By activating a space with art, people will also be actively engaged with their surrounding through conversations that take place between the art curators, the artists, and also the community members. The simple act of drawing people out of their homes into the streets of their community can be the first step towards successful active design.

“[Art] makes people consider their spaces with the artist’s in a different way – at least the most basic level,” said Jennifer Lantzas, Public Art Coordinator from the City Parks Department. “So [art] serves to start that dialogue and [make] sure that people are aware of their surrounding.”

As art projects in the City are expected to create new dialogues and activities in local communities, funding bodies and art commissioners at the administrative level have increasingly receive requests from local communities and community groups, such as ARTs East NY, for public artwork projects. The funding bodies and art commissioners are also more interested in how the projects bring new dynamic into a local community, rather than focusing on just the artistic quality of the project.

“At the DOT, we are being asked to not only consider not only the work itself, or the artist itself, but who is involved, what kind of partner in this community is this artist is working with already, or can fit with, to come up with something more tailored to that community,” said Brent, who has been on the DOT Art Committee for almost two years. “That is the part and parcel of organizing a space.”

 

Improving community mental health through active living

Right now, the vacant lot that was the site of “Mi Tierra” is no longer vacant — the affordable housing project that it was waiting for has started its construction process on the site. But it does not mean that the New Lots residents will no longer have such community-driven art-activated space that helps them enjoy an active life.

At the moment, ARTs East New York is exploring the concept of art-activating a public space further. The organization is currently working on “[re]New Lots” project which is a part of the neighborhood revitalization plan. Through the project, the organization utilizes the similar artistic approach and plans to transform two more of the neighborhood vacant lots at the intersection of New Lots Avenue and Van Sinderen Avenue. The lots will house retail spaces, art studios, dining area, and outdoor performing space, and it will bring artists, local entrepreneurs, and the local community together.

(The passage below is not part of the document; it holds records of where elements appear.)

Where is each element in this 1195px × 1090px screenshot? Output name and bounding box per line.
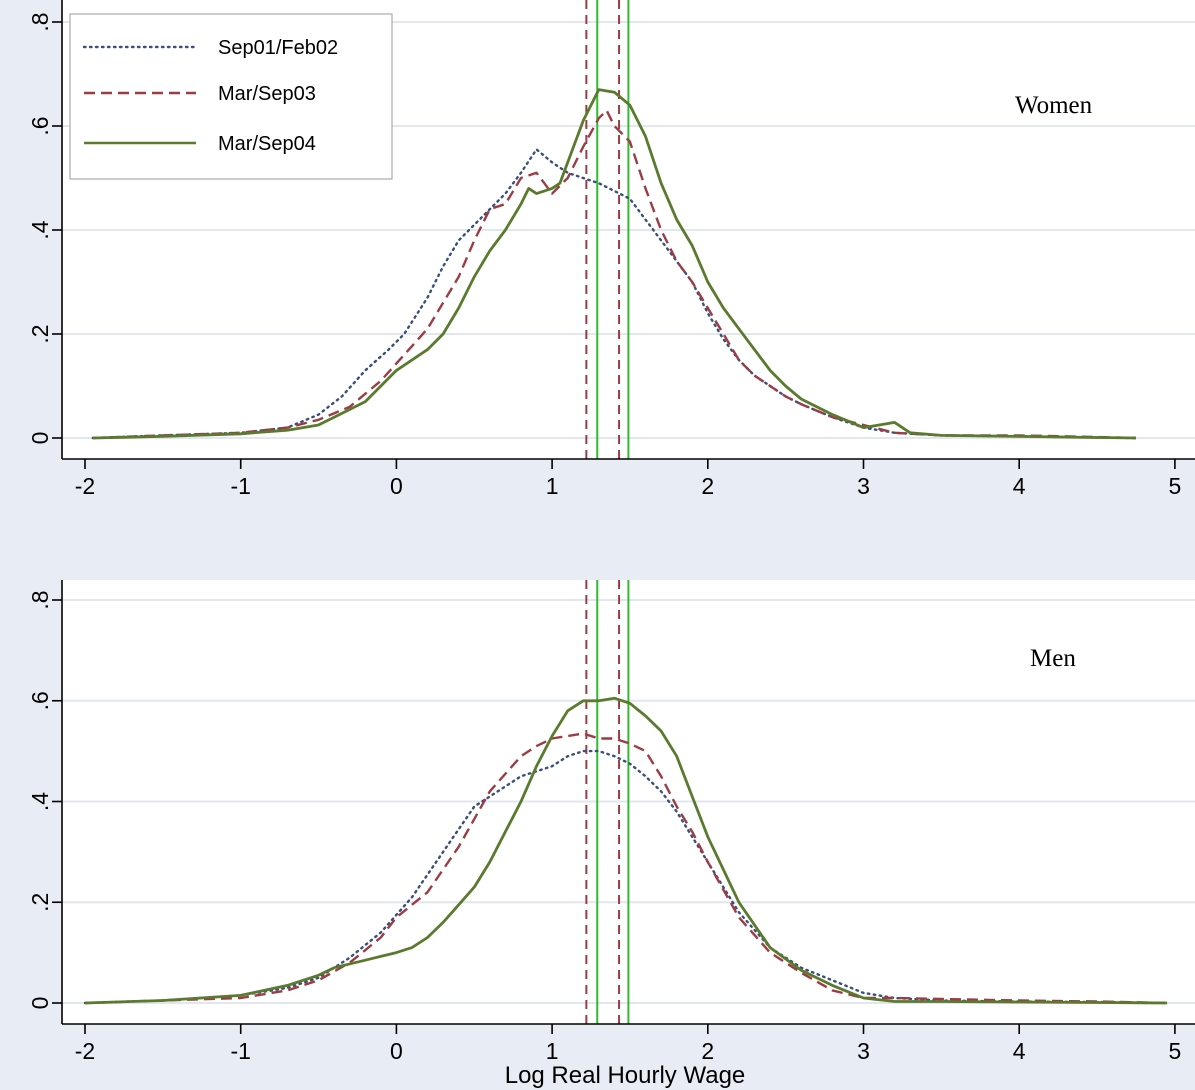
series-line-sep01-feb02 — [83, 749, 1169, 1005]
legend-label-mar-sep04: Mar/Sep04 — [218, 133, 316, 155]
x-axis-title: Log Real Hourly Wage — [505, 1062, 746, 1089]
series-line-sep01-feb02 — [91, 148, 1138, 440]
y-tick-label-0: 0 — [27, 997, 53, 1010]
x-tick-label-1: -1 — [230, 473, 250, 499]
series-line-mar-sep03 — [92, 109, 1137, 440]
legend-label-sep01-feb02: Sep01/Feb02 — [218, 37, 338, 59]
y-tick-label-3: .6 — [27, 691, 53, 710]
men-panel: 0 .2 .4 .6 .8 -2 -1 0 1 2 3 4 5 — [27, 580, 1195, 1064]
y-tick-label-4: .8 — [27, 12, 53, 31]
series-line-mar-sep03 — [84, 732, 1168, 1005]
x-tick-label-5: 3 — [857, 473, 870, 499]
y-tick-label-3: .6 — [27, 116, 53, 135]
y-tick-label-1: .2 — [27, 893, 53, 912]
y-tick-label-2: .4 — [27, 792, 53, 811]
legend: Sep01/Feb02 Mar/Sep03 Mar/Sep04 — [69, 13, 393, 180]
legend-box — [69, 13, 393, 180]
y-tick-label-4: .8 — [27, 590, 53, 609]
x-tick-label-2: 0 — [390, 1038, 403, 1064]
x-tick-label-1: -1 — [230, 1038, 250, 1064]
x-tick-label-4: 2 — [701, 1038, 714, 1064]
legend-label-mar-sep03: Mar/Sep03 — [218, 83, 316, 105]
x-tick-label-4: 2 — [701, 473, 714, 499]
y-tick-label-2: .4 — [27, 220, 53, 239]
panel-label-women: Women — [1015, 92, 1093, 119]
series-line-mar-sep04 — [92, 88, 1137, 440]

Most importantly, it will also recreate the active outdoor space like in “Mi Tierra,” to encourage active living in the community.

“There will be open, free dance classes for the community, yoga, fitness, zumba – that the community can be a part of,” said Green. “We are also including bike racks, and really pushing the public transportation [authorities] to install bike lanes there as well,” said Green.

To Green, while this space-activation art project encourages the community participation in active living, it ultimately helps the neighborhood to grow together. She hopes that adding engaging, active spaces will not only help her community build physical health, but it will also help building mental health by instilling community pride among residents.

“We are here to deal with all the negative stereotypes about the neighborhood that not only affect people from outside, [because] sometimes even local community buy into those stereotypes,” said Green. “We are a beautiful community, filled with talented people, we have all sorts of things to offer. We have a strong infrastructure, and we just need help building it.”